13)Performing T-Test for finding the dependency of number of bedrooms on overall satisfaction level
t.test(hotel$overall_satisfaction, hotel$bedrooms)
##
## Welch Two Sample t-test
##
## data: hotel$overall_satisfaction and hotel$bedrooms
## t = 42.393, df = 1223.7, p-value < 2.2e-16
## alternative hypothesis: true difference in means is not equal to 0
## 95 percent confidence interval:
## 2.696440 2.958127
## sample estimates:
## mean of x mean of y
## 4.179742 1.352459
-> Here also, P-value is less than 0.05 impliying that null hypothesis is rejected. Number of bedrooms are significant contributor to the overall satisfaction level.

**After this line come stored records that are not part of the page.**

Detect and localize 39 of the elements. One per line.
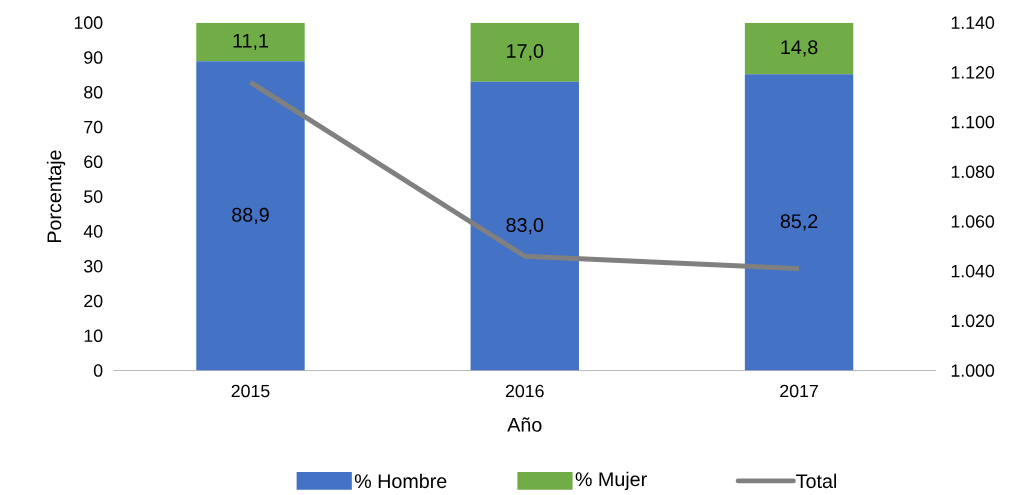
y-tick-label: 0	[93, 364, 103, 377]
y2-tick-label: 1.040	[951, 264, 995, 278]
legend-label: % Hombre	[354, 473, 447, 489]
y2-tick-label: 1.120	[951, 66, 995, 79]
data-label: 83,0	[506, 218, 544, 235]
y-tick-label: 60	[84, 155, 103, 169]
y2-tick-label: 1.080	[951, 165, 995, 179]
y2-tick-label: 1.060	[951, 215, 995, 228]
y-tick-label: 40	[83, 225, 103, 238]
bar	[196, 22, 305, 62]
legend-label: % Mujer	[575, 471, 647, 491]
y-tick-label: 80	[84, 86, 103, 99]
bar	[196, 61, 305, 371]
x-tick-label: 2016	[505, 384, 544, 398]
legend-label: Total	[796, 473, 837, 489]
data-label: 11,1	[233, 34, 268, 51]
data-label: 14,8	[781, 40, 818, 57]
y-tick-label: 30	[84, 260, 103, 273]
x-tick-label: 2015	[231, 384, 270, 398]
bar	[744, 74, 854, 371]
y-tick-label: 10	[84, 329, 103, 343]
y-tick-label: 20	[84, 294, 103, 308]
y-tick-label: 50	[84, 190, 103, 204]
bar	[470, 81, 579, 371]
x-tick-label: 2017	[780, 384, 818, 398]
y-tick-label: 70	[84, 120, 103, 134]
data-label: 88,9	[232, 207, 269, 225]
y2-tick-label: 1.000	[951, 364, 995, 377]
y-tick-label: 90	[84, 51, 103, 64]
x-axis-title: Año	[507, 417, 542, 432]
y-axis-title: Porcentaje	[46, 150, 66, 243]
y-tick-label: 100	[74, 16, 103, 30]
bar	[744, 22, 854, 75]
bar	[470, 22, 579, 82]
y2-tick-label: 1.140	[951, 16, 995, 30]
data-label: 17,0	[507, 44, 544, 61]
data-label: 85,2	[780, 214, 818, 231]
y2-tick-label: 1.020	[951, 314, 995, 328]
y2-tick-label: 1.100	[951, 115, 995, 129]
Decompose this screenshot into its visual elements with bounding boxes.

t.test(hotel$overall_satisfaction, hotel$price)
##
## Welch Two Sample t-test
##
## data: hotel$overall_satisfaction and hotel$price
## t = -17.679, df = 853.13, p-value < 2.2e-16
## alternative hypothesis: true difference in means is not equal to 0
## 95 percent confidence interval:
## -136.0308 -108.8439
## sample estimates:
## mean of x mean of y
## 4.179742 126.617096
-> Here also, P-value is less than 0.05 impliying that null hypothesis is rejected. Price of hotel rooms are significant contributor to the overall satisfaction level.
cor(hotel[,6:10])
## reviews overall_satisfaction accommodates
## reviews 1.0000000 0.33413467 -0.11658640
## overall_satisfaction 0.3341347 1.00000000 -0.09202409
## accommodates -0.1165864 -0.09202409 1.00000000
## bedrooms -0.1143018 -0.09009348 0.79817570
## price -0.0931582 -0.14207140 0.51468095
## bedrooms price
## reviews -0.11430182 -0.0931582
## overall_satisfaction -0.09009348 -0.1420714
## accommodates 0.79817570 0.5146809
## bedrooms 1.00000000 0.5437369
## price 0.54373690 1.0000000
library(corrgram)
corrgram(hotel[,6:10], order=TRUE, lower.panel=panel.shade,upper.panel=panel.pie, text.panel=panel.txt,main="Corrgram for different variables")
hotel$room_type[hotel$Res==0] <- 'Entire home/apt'
hotel$room_type[hotel$Res == 1] <- 'Private room'
hotel$room_type[hotel$Res == 2] <- 'Shared room'
hotel$room_type<- factor(hotel$room_type)
reg1 <- lm(overall_satisfaction ~ room_type + reviews + accommodates + bedrooms + price , data = hotel)
summary(reg1)
##
## Call:
## lm(formula = overall_satisfaction ~ room_type + reviews + accommodates +
## bedrooms + price, data = hotel)
##
## Residuals:
## Min 1Q Median 3Q Max
## -4.7108 -0.1039 0.6725 1.0245 3.1436
##
## Coefficients:
## Estimate Std. Error t value Pr(>|t|)
## (Intercept) 4.0854118 0.1635207 24.984 < 2e-16 ***
## room_typePrivate room -0.3401051 0.1295452 -2.625 0.00881 **
## room_typeShared room -0.2331303 0.5900378 -0.395 0.69286
## reviews 0.0092462 0.0009294 9.948 < 2e-16 ***
## accommodates -0.0537422 0.0521089 -1.031 0.30267
## bedrooms 0.0645657 0.1164050 0.555 0.57927
## price -0.0010149 0.0003363 -3.018 0.00262 **
## ---
## Signif. codes: 0 '***' 0.001 '**' 0.01 '*' 0.05 '.' 0.1 ' ' 1
##
## Residual standard error: 1.645 on 847 degrees of freedom
## Multiple R-squared: 0.1313, Adjusted R-squared: 0.1251
## F-statistic: 21.34 on 6 and 847 DF, p-value: < 2.2e-16
-> we have got p value < 2.2e-16 which is less than 0.5, which means that the results are statistically significant. But the multiple r square value is 0.1313 , which means that the factors which we have considered in the regression analysis are only explaining about 15% impact on the dependent factor i.e. the overall satisfation. This implies that the data is insufficient for determining the exact level of customer satisfaction and there can be various other parameters that are needed to be in consideration. 19) Summary
-> The analysis for the given data was performed and the dependecies of various parameters impacting the overall satisfaction of customers on the different hotels of AIRBNB in the Ashville state were examined. After carring out the analysis of given data, it was found that the parameter room type significantly impacts the overall satisfaction of the customers of the vicinity. Also, the parameters bedrooms, price and accommodates are affecting overall satisfaction negligibly. We are also getting the multiple r square value = 0.1313, which means that there are also certain parameters which we have not considered in the analysis that will be more efficient in explaining the current model.